Especially the checkpoints located on the main highways leading toward the “interior” of the U.S. – one of which I had to pass whenever taking some European visitors to the national monument “White Sands” – only reinforced my “buffer-view.”
The more I delved into literature about El Paso, the more I started thinking about other kinds of buffers. Besides the obvious economical buffering qualities of El Paso, the average income level of U.S. border towns being much lower than the national average,
I also chose to include socio-cultural aspects, such as the personality traits “biculturalism” and “bi-nationalism” among border inhabitants, into my buffer-framework.
What became soon apparent to me were the contradictory trends, especially within the last 20 years, of fortifying the border against undocumented immigration and at the same time opening the border for goods and capital.
While calling for economical integration (e.g. NAFTA 1994), the militarization and policing efforts, which started to gain momentum with the launching of Operation Blockade/Hold-the-Line in El Paso, is resulting in the gradual separation of Mexico and the U.S. in general, and of local micro-cultures in particular.
In Austria things are not as different as one might think. Just one month ago the Austrian parliament agreed to extend the, now called, “NEW military assistance” (as a follow up to the “military assistance”) for the eastern borders with Hungary and Slovakia for one more year until the end of 2010.
As a country located at the fringe of “Western Europe” Austria had to keep its borders secure for several decades until the Iron Curtain finally fell in 1989. Even after the breakdown of the Soviet Union and the fading threat of communism Austria had to keep its borders tight, admittedly with varying rigidity regarding the 8 neighboring countries (see map).

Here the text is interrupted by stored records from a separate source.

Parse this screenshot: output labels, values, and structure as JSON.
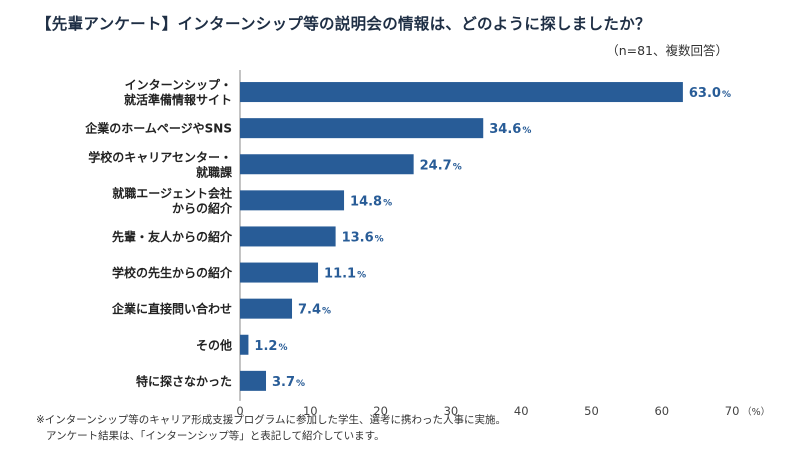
{
  "title": "【先輩アンケート】インターンシップ等の説明会の情報は、どのように探しましたか？",
  "subtitle": "（n=81、複数回答）",
  "notes": [
    "※インターンシップ等のキャリア形成支援プログラムに参加した学生、選考に携わった人事に実施。",
    "アンケート結果は、「インターンシップ等」と表記して紹介しています。"
  ],
  "colors": {
    "bar": "#285c97",
    "label": "#285c97",
    "axis": "#888888"
  },
  "chart_data": {
    "type": "bar",
    "orientation": "horizontal",
    "categories": [
      [
        "インターンシップ・",
        "就活準備情報サイト"
      ],
      [
        "企業のホームページやSNS"
      ],
      [
        "学校のキャリアセンター・",
        "就職課"
      ],
      [
        "就職エージェント会社",
        "からの紹介"
      ],
      [
        "先輩・友人からの紹介"
      ],
      [
        "学校の先生からの紹介"
      ],
      [
        "企業に直接問い合わせ"
      ],
      [
        "その他"
      ],
      [
        "特に探さなかった"
      ]
    ],
    "values": [
      63.0,
      34.6,
      24.7,
      14.8,
      13.6,
      11.1,
      7.4,
      1.2,
      3.7
    ],
    "value_labels": [
      "63.0",
      "34.6",
      "24.7",
      "14.8",
      "13.6",
      "11.1",
      "7.4",
      "1.2",
      "3.7"
    ],
    "value_unit": "%",
    "xlim": [
      0,
      70
    ],
    "xticks": [
      "0",
      "10",
      "20",
      "30",
      "40",
      "50",
      "60",
      "70"
    ],
    "xunit": "（%）",
    "grid": false
  }
}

Not even Austria’s becoming member of the European Union (EU) in 1995, allowing for the free flow of capital and goods while maintaining the doors shut for people (not unlike the U.S. Mexico-cooperation today), changed the border enforcement policy significantly.
Eventually, Austria’s joining the Schengen in 1997, enabling the free flow of people between certain “Schengen States” within the EU, made redundant the systematic controls at most of Austria’s international boundaries.
Hungary and Slovakia became “Schengen States” only recently on January 1, 2008. Contrary to the premise of the Schengen Agreement, however, Austria refrained from removing the military from its Eastern border; officially not due to reasons of national security but, according to Austria’s minister of defense, out of “respect for the subjective sense of security” of the eastern Austrian “borderlanders” (86% of the most eastern province of Austria, Burgenland, were in favor of the extension of the military operation).
Thus, what we are facing is the contradiction that there are 800 men strong armed forces “protecting” a 300 miles stretch of international border; a border that, by now, should not be more than a symbolic line between friendly nations.
In times of near-total economic integration and cross cultural cooperation and dialog not only between countries located within the EU, but moreover of countries sharing the “Schengen-Agreement”, by law making possible the free flow of people, the situation is paradoxical.
It is not my position as an outsider to openly call into question the policies of a nation in which I was only a visitor and guest (the U.S.) for almost two years (2007-2009), but I may call into question the policies of the nation in which I am allowed to vote; and the deployment of almost a thousand soldiers armed with rifles not only directly at the border, but also in front of supermarkets and train stations, is, besides being arguably unconstitutional, highly questionable.
Hence, ironically it was the practices employed for the sake of border enforcement along the southwest U.S. border that made me reflect on border enforcement in my home country. Measures of border enforcement in the U.S. and Austria are undertaken at a whole different scale and with a different rationale.
While in Austria the motives for deploying the military to the border is crime prevention; in the U.S. efforts of border protection serve the greater goal of curtailing immigration and the smuggling of contraband (aside from various motivations related to “homeland security”); however; any kind of border enforcement in any country certainly is prone to provoke (or reinforce existing) tensions between countries. At least within the European Union there should be no place for such practices of border enforcement.